A cura di Alessio Branchini e Mirko Pinotti
Il problema della breve emivita dei fattori della coagulazione per la terapia sostitutiva dell’emofilia, che ha guidato negli ultimi due decenni la ricerca di strategie per rallentarne l’eliminazione, estendendone così la permanenza in circolo. I risultati ottenuti con le tecniche sinora utilizzate hanno permesso di ridurre in particolare la frequenza di infusione dei concentrati di FIX ad emivita prolungata, meno significativamente per quelli di FVIII. Non sono ancora disponibili concentrati di FVII con proprietà farmacocinetiche migliorate. Resta poi un desiderio insoddisfatto quello di poter somministrare i concentrati in forme più agevoli, come ad es. gocce nasali.
Questi sono i presupposti di uno studio per la generazione di “super-farmaci” per la terapia delle malattie della coagulazione, tra cui l’emofilia (anche in presenza di inibitori), condotto da un team di ricerca internazionale con competenze in immunologia, biochimica e malattie della coagulazione.
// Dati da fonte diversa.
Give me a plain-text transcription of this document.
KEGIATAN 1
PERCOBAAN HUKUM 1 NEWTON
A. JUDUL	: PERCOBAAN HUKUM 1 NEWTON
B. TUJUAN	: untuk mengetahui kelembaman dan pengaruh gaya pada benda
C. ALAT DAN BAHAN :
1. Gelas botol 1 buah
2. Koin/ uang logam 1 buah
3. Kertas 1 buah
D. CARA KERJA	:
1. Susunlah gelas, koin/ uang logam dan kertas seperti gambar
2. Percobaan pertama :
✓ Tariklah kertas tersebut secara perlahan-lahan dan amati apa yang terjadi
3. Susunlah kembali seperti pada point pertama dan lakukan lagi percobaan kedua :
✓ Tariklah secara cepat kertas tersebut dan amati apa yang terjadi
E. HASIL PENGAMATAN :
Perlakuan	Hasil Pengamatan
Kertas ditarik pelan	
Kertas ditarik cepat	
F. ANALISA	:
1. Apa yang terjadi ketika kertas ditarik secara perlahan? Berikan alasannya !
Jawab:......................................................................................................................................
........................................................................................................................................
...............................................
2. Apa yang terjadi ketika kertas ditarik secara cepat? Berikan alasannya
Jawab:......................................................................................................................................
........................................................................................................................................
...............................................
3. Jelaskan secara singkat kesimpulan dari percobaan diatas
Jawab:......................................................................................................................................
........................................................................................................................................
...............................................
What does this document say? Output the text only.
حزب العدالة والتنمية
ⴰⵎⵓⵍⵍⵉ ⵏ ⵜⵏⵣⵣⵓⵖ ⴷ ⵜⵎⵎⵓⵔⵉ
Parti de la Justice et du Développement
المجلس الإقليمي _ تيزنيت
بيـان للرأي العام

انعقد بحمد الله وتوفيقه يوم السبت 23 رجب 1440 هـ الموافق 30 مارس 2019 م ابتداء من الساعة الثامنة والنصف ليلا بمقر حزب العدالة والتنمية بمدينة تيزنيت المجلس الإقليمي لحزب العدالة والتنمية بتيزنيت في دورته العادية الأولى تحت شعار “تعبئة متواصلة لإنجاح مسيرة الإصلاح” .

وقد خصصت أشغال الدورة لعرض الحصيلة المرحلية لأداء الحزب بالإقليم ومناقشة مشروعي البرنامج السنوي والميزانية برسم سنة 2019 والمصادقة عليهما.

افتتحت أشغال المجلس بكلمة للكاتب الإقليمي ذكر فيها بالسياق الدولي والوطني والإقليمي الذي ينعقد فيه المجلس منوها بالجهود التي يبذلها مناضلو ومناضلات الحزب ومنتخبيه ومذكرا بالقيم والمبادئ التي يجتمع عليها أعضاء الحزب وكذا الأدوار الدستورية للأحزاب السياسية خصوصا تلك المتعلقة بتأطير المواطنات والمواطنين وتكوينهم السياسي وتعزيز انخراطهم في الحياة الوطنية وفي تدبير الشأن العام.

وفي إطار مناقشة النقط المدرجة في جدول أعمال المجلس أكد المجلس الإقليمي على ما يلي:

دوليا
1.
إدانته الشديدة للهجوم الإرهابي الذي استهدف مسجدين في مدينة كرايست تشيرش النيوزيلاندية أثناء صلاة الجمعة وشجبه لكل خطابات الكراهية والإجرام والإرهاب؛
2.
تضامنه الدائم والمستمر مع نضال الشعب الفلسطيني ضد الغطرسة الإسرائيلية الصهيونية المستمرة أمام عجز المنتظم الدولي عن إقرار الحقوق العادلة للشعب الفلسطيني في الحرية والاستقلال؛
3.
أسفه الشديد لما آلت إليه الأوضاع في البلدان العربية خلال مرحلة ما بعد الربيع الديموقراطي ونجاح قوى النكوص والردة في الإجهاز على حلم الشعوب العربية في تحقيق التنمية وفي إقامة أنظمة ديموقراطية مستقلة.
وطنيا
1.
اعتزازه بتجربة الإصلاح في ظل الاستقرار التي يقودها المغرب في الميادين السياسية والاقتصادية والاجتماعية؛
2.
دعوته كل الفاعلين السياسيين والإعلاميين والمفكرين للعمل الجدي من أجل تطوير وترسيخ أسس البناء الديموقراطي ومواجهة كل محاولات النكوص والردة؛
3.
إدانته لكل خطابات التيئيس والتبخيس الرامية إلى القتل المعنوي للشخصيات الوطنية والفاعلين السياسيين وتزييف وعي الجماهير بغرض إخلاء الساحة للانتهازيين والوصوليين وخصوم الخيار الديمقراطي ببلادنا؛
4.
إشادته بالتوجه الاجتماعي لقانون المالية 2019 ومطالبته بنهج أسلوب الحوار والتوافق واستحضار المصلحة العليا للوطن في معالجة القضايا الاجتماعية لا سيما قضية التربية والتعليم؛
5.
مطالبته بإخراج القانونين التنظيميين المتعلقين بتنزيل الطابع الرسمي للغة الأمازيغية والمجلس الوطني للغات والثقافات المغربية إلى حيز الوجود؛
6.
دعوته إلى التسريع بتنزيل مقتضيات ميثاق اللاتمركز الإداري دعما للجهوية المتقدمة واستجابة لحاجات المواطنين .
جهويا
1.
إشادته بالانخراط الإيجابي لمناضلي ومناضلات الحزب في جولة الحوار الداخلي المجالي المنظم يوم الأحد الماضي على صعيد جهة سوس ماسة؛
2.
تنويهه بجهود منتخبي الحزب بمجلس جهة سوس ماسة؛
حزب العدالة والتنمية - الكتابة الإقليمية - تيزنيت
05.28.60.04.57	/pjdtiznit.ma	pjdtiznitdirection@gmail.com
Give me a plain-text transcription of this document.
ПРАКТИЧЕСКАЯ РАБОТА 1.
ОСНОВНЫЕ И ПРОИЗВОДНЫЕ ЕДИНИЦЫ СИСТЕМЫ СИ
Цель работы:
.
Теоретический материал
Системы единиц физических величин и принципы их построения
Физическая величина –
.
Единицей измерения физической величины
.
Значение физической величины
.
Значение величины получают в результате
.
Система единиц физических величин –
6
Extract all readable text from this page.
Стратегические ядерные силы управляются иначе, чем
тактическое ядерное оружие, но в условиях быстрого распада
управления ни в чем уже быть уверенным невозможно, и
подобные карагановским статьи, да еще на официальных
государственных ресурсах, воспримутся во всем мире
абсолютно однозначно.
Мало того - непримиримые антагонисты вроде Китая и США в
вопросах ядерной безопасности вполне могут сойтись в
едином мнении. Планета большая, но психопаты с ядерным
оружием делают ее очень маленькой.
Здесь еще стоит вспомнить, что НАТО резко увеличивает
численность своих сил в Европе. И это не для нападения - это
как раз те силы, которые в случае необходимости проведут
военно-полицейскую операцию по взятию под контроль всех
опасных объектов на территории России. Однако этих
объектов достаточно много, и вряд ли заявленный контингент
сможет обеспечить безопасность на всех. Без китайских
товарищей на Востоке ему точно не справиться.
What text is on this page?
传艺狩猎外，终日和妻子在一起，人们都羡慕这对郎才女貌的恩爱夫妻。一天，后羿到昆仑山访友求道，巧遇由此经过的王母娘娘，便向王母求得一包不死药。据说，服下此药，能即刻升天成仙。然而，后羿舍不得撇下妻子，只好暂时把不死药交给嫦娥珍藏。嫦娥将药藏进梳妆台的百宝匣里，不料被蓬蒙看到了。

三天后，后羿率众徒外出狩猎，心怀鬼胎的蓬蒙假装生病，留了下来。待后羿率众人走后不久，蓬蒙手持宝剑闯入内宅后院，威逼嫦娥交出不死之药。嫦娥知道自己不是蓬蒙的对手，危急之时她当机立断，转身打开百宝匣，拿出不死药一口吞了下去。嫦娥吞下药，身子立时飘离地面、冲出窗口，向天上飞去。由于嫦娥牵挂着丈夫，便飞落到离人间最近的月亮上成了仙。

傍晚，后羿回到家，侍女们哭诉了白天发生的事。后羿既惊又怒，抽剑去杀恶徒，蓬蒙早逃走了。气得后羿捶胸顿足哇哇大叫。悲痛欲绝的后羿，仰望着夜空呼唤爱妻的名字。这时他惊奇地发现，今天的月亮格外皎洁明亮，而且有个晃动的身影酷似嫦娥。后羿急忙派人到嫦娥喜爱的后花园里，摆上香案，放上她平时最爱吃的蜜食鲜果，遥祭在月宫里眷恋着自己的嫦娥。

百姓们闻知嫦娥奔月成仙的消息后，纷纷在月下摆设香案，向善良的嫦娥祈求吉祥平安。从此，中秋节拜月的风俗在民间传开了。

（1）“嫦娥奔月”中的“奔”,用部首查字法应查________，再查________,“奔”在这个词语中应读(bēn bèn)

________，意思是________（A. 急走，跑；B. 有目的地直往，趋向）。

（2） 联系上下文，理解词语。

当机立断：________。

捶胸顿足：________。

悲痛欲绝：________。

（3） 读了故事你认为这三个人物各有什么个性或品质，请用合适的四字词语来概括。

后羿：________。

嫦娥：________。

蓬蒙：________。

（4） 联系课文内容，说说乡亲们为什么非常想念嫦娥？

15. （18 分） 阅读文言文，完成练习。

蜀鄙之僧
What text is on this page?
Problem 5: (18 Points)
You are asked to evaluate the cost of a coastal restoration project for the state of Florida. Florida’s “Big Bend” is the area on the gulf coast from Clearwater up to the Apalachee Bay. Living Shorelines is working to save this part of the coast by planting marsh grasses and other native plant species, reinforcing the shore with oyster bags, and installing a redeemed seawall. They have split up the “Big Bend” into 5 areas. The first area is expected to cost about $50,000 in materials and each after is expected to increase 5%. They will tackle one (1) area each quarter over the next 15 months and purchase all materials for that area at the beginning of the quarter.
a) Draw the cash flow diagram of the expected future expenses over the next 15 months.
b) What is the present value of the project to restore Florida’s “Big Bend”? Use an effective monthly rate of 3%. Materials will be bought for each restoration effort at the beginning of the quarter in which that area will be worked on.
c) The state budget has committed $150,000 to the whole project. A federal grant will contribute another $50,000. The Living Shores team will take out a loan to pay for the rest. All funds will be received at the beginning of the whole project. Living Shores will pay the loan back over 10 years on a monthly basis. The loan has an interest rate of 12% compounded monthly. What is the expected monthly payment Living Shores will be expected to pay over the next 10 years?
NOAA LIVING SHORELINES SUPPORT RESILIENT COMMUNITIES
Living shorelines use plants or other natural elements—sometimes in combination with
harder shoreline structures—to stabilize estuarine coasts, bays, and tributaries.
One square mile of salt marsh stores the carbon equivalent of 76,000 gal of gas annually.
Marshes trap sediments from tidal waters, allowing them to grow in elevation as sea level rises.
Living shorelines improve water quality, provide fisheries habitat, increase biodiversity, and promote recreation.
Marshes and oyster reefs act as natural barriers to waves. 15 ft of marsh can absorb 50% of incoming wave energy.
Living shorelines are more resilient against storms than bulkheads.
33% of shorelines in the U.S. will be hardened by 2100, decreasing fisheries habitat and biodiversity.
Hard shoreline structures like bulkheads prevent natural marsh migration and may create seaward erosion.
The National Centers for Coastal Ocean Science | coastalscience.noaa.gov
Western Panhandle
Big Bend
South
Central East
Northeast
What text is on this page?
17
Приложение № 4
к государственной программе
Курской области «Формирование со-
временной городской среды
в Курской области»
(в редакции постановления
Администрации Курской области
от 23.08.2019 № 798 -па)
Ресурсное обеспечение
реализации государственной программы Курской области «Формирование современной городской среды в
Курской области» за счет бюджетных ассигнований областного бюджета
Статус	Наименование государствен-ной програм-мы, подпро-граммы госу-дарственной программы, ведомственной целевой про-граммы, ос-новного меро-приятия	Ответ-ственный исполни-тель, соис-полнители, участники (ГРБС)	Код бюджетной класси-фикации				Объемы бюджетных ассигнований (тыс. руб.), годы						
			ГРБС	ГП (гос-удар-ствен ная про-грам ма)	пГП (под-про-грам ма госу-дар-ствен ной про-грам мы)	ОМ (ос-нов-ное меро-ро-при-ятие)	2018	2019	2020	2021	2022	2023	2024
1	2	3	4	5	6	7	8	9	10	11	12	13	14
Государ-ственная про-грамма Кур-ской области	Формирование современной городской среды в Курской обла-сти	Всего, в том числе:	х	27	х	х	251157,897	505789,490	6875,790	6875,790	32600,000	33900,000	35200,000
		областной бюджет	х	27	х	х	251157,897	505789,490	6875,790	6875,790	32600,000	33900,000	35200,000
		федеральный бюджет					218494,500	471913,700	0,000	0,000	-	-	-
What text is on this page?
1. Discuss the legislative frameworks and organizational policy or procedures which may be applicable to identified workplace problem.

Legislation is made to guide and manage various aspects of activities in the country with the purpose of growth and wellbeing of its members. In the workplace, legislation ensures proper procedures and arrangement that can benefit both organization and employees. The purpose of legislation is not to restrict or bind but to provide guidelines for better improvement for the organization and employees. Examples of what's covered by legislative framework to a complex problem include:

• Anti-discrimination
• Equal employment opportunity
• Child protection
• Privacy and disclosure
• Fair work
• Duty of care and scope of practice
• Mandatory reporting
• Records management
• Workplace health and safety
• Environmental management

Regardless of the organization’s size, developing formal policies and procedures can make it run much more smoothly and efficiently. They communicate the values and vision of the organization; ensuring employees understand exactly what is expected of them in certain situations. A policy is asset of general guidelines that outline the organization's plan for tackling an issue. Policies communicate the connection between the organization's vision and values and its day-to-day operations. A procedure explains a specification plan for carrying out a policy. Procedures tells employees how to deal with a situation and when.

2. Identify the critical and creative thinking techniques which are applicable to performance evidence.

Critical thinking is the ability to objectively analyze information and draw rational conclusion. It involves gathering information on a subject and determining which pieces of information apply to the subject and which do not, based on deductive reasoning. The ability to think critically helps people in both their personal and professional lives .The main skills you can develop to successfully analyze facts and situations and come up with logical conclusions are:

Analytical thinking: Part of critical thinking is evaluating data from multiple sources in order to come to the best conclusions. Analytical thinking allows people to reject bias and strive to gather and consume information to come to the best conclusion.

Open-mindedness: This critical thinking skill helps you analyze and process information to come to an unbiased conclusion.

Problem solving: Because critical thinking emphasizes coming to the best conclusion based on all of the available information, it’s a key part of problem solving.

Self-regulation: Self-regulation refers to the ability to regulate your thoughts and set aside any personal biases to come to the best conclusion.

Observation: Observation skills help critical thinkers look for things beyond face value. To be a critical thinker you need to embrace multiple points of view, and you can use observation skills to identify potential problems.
Un ruolo determinante ha giocato il laboratorio in cui lavorano il Dr. Alessio Branchini e il Prof. Mirko Pinotti, presso l’Università di Ferrara, in collaborazione con ricercatori internazionali che fanno capo al Prof. Jan Terje Andersen della University of Oslo e al Prof. Rodney Camire della University of Pennsylvania (Philadelphia, USA).
I risultati di questo studio, dal titolo “An engineered human albumin enhances half-life and transmucosal delivery when fused to protein-based biologics” , sono stati pubblicati il giorno 14 Ottobre sulla prestigiosa rivista Science Translational Medicine, e riguardano un approccio di ingegneria proteica, che consente la produzione di farmaci derivanti dalla “fusione” tra due molecole con proprietà diverse. La molecola presentata nello studio , frutto delle biotecnologie, ha mostrato un’efficacia nel tempo mai riportata in precedenza. In particolare, il farmaco combina un fattore della coagulazione (il fattore VII), e l’albumina, proteina che presenta una alta stabilità. Queste caratteristiche miste conferiscono al fattore ingegnerizzato, cioè il farmaco, la capacità di essere efficace più a lungo all’interno del sangue. Grazie a queste caratteristiche il nuovo farmaco biotecnologico potrebbe quindi rappresentare una nuova soluzione terapeutica per i pazienti, consentendo un numero minore di infusioni. Questa strategia può consentire anche il rilascio attraverso le mucose, per cui può ipotizzarsi l’abbandono della via di somministrazione endovenosa, obiettivo che rappresenterebbe una vera svolta della terapia, con miglioramento significativo della qualità della vita dei pazienti trattati.
Il Dr. Branchini ha presentato questi interessantissimi risultati in un abstract al Convegno Triennale, che è stato insignito del Premio AICE destinato ai lavori di giovani ricercatori sulle tematiche delle innovazioni terapeutiche.

Per Approfondire:
Bern M, Nilsen J, Ferrarese M, Sand KMK, Gjølberg TT, Lode HE, Davidson RJ, Camire RM, Bækkevold ES, Foss S, Grevys A, Dalhus B, Wilson J, Høydahl LS, Christianson GJ, Roopenian DC, Schlothauer T, Michaelsen TE, Moe MC, Lombardi S, Pinotti M, Sandlie I, Branchini A, Andersen JT. An engineered human albumin enhances half-life and transmucosal delivery when fused to protein-based biologics. Sci Transl Med. 2020 Oct 14;12(565):eabb0580. doi: 10.1126/scitranslmed.abb0580.